If you have a bag of jelly beans with a large number of two different colours, what's the minimum you need to pick out to guarantee that you have at least $2$ of the same colour?
I found an answer online - "$3$, and for the general case picking $m$ with the same colour from $n$ classes you'd need: $m \cdot n + 1$".
But I don't understand the reasoning behind it. Please advise.
Thanks in advance.
The reasoning is the following: if you have a large number of jelly beans of 2 different colours in the bag, let's say blue and red, and you draw one at random from your bag, it would be blue or red. Let's suppose to do that and to draw at first a red jelly. Then, if we draw one other jelly, two things could happen: or we are lucky and we draw an other red jelly (in this lucky case we have two jelly of the same colour, as we wanted) and we finish the "game", or we are unlucky and we draw a blue jelly.

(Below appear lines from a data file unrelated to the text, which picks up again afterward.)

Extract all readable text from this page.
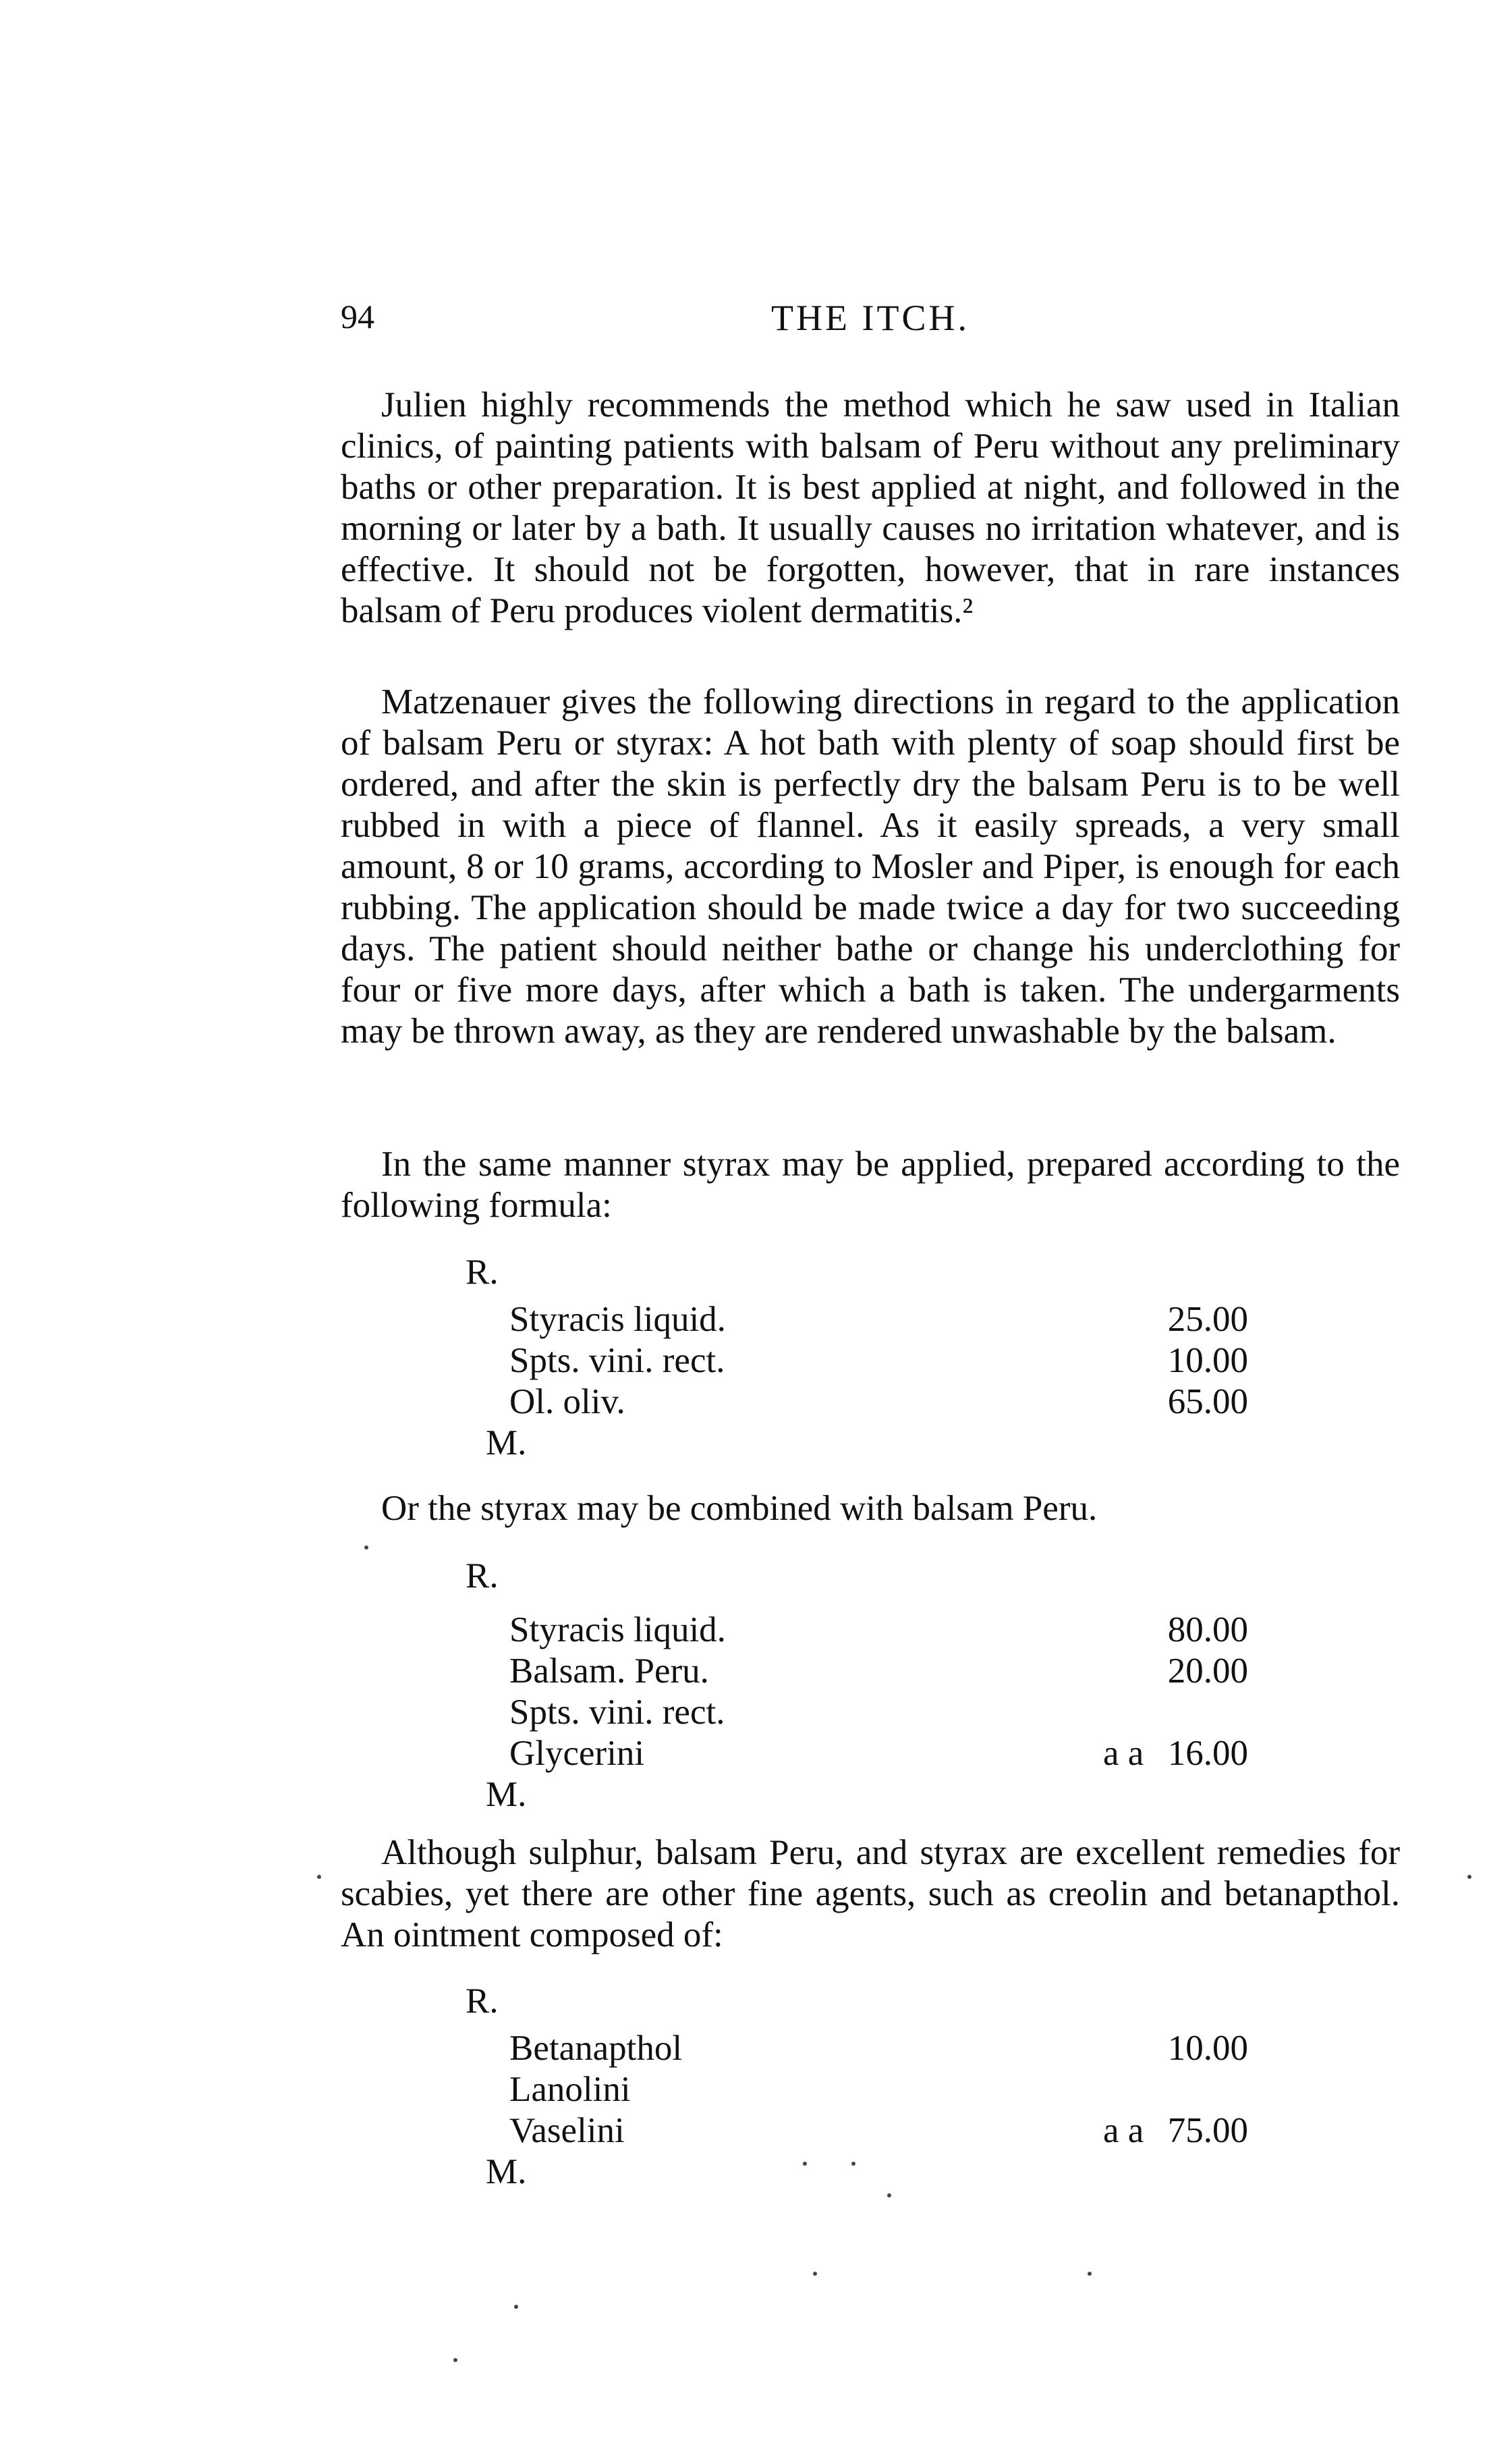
94	THE ITCH.

Julien highly recommends the method which he saw used in Italian clinics, of painting patients with balsam of Peru without any preliminary baths or other preparation. It is best applied at night, and followed in the morning or later by a bath. It usually causes no irritation whatever, and is effective. It should not be forgotten, however, that in rare instances balsam of Peru produces violent dermatitis.²

Matzenauer gives the following directions in regard to the application of balsam Peru or styrax: A hot bath with plenty of soap should first be ordered, and after the skin is perfectly dry the balsam Peru is to be well rubbed in with a piece of flannel. As it easily spreads, a very small amount, 8 or 10 grams, according to Mosler and Piper, is enough for each rubbing. The application should be made twice a day for two succeeding days. The patient should neither bathe or change his underclothing for four or five more days, after which a bath is taken. The undergarments may be thrown away, as they are rendered unwashable by the balsam.

In the same manner styrax may be applied, prepared according to the following formula:

R.
Styracis liquid.	25.00
Spts. vini. rect.	10.00
Ol. oliv.	65.00
M.

Or the styrax may be combined with balsam Peru.

R.
Styracis liquid.	80.00
Balsam. Peru.	20.00
Spts. vini. rect.
Glycerini	a a 16.00
M.

Although sulphur, balsam Peru, and styrax are excellent remedies for scabies, yet there are other fine agents, such as creolin and betanapthol. An ointment composed of:

R.
Betanapthol	10.00
Lanolini
Vaselini	a a 75.00
M.
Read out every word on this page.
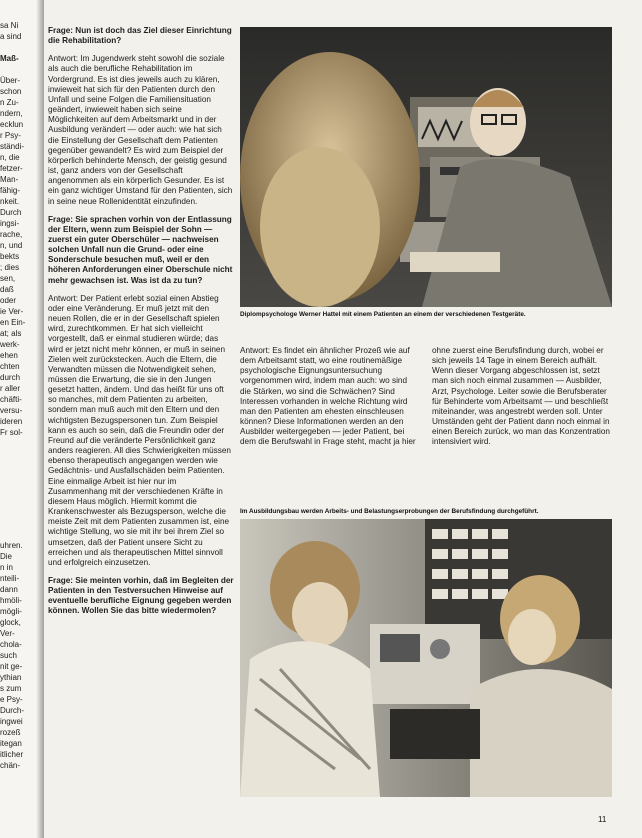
sa Ni
a sind
Maß-
Über-
schon
n Zu-
ndern,
ecklun
r Psy-
ständi-
n, die
fetzer-
Man-
fähig-
nkeit.
Durch
ingsi-
rache,
n, und
bekts
; dies
sen,
daß
oder
ie Ver-
en Ein-
at; als
werk-
ehen
chten
durch
r aller
chäfti-
versu-
ideren
Fr sol-
uhren.
Die
n in
nteili-
dann
hmöli-
mögli-
glock,
Ver-
chola-
such
nit ge-
ythian
s zum
e Psy-
Durch-
ingwei
rozeß
itegan
itlicher
chän-

Frage: Nun ist doch das Ziel dieser Einrichtung die Rehabilitation?

Antwort: Im Jugendwerk steht sowohl die soziale als auch die berufliche Rehabilitation im Vordergrund. Es ist dies jeweils auch zu klären, inwieweit hat sich für den Patienten durch den Unfall und seine Folgen die Familiensituation geändert, inwieweit haben sich seine Möglichkeiten auf dem Arbeitsmarkt und in der Ausbildung verändert — oder auch: wie hat sich die Einstellung der Gesellschaft dem Patienten gegenüber gewandelt? Es wird zum Beispiel der körperlich behinderte Mensch, der geistig gesund ist, ganz anders von der Gesellschaft angenommen als ein körperlich Gesunder. Es ist ein ganz wichtiger Umstand für den Patienten, sich in seine neue Rollenidentität einzufinden.

Frage: Sie sprachen vorhin von der Entlassung der Eltern, wenn zum Beispiel der Sohn — zuerst ein guter Oberschüler — nachweisen solchen Unfall nun die Grund- oder eine Sonderschule besuchen muß, weil er den höheren Anforderungen einer Oberschule nicht mehr gewachsen ist. Was ist da zu tun?

Antwort: Der Patient erlebt sozial einen Abstieg oder eine Veränderung. Er muß jetzt mit den neuen Rollen, die er in der Gesellschaft spielen wird, zurechtkommen. Er hat sich vielleicht vorgestellt, daß er einmal studieren würde; das wird er jetzt nicht mehr können, er muß in seinen Zielen weit zurückstecken. Auch die Eltern, die Verwandten müssen die Notwendigkeit sehen, müssen die Erwartung, die sie in den Jungen gesetzt hatten, ändern. Und das heißt für uns oft so manches, mit dem Patienten zu arbeiten, sondern man muß auch mit den Eltern und den wichtigsten Bezugspersonen tun. Zum Beispiel kann es auch so sein, daß die Freundin oder der Freund auf die veränderte Persönlichkeit ganz anders reagieren. All dies Schwierigkeiten müssen ebenso therapeutisch angegangen werden wie Gedächtnis- und Ausfallschäden beim Patienten. Eine einmalige Arbeit ist hier nur im Zusammenhang mit der verschiedenen Kräfte in diesem Haus möglich. Hiermit kommt die Krankenschwester als Bezugsperson, welche die meiste Zeit mit dem Patienten zusammen ist, eine wichtige Stellung, wo sie mit ihr bei ihrem Ziel so umsetzen, daß der Patient unsere Sicht zu erreichen und als therapeutischen Mittel sinnvoll und erfolgreich einzusetzen.

Frage: Sie meinten vorhin, daß im Begleiten der Patienten in den Testversuchen Hinweise auf eventuelle berufliche Eignung gegeben werden können. Wollen Sie das bitte wiedermolen?

Diplompsychologe Werner Hattel mit einem Patienten an einem der verschiedenen Testgeräte.

Antwort: Es findet ein ähnlicher Prozeß wie auf dem Arbeitsamt statt, wo eine routinemäßige psychologische Eignungsuntersuchung vorgenommen wird, indem man auch: wo sind die Stärken, wo sind die Schwächen? Sind Interessen vorhanden in welche Richtung wird man den Patienten am ehesten einschleusen können? Diese Informationen werden an den Ausbilder weitergegeben — jeder Patient, bei dem die Berufswahl in Frage steht, macht ja hier

ohne zuerst eine Berufsfindung durch, wobei er sich jeweils 14 Tage in einem Bereich aufhält. Wenn dieser Vorgang abgeschlossen ist, setzt man sich noch einmal zusammen — Ausbilder, Arzt, Psychologe. Leiter sowie die Berufsberater für Behinderte vom Arbeitsamt — und beschließt miteinander, was angestrebt werden soll. Unter Umständen geht der Patient dann noch einmal in einen Bereich zurück, wo man das Konzentration intensiviert wird.

Im Ausbildungsbau werden Arbeits- und Belastungserprobungen der Berufsfindung durchgeführt.
11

In this unlucky case, we have two jellies: one blue and one red so we must draw one other jelly, the third: if it will blue, we will have in total 2 blue jellies and one red jelly, instead if it will be red, we will have in total 2 red jellies and one blue jelly. As you see, in both of the case, the third jelly that we draw will make us have at least two jellies of the same colour, doesn't matter how many jellies are in the bag (they could be 10, 100 or infinite, you can repeat this reasoning) provided that they are divided in only two colours. We saw also that when we have to solve this type of problems we have to examine the number of trying that we have to do in the most unlucky case possible to "win".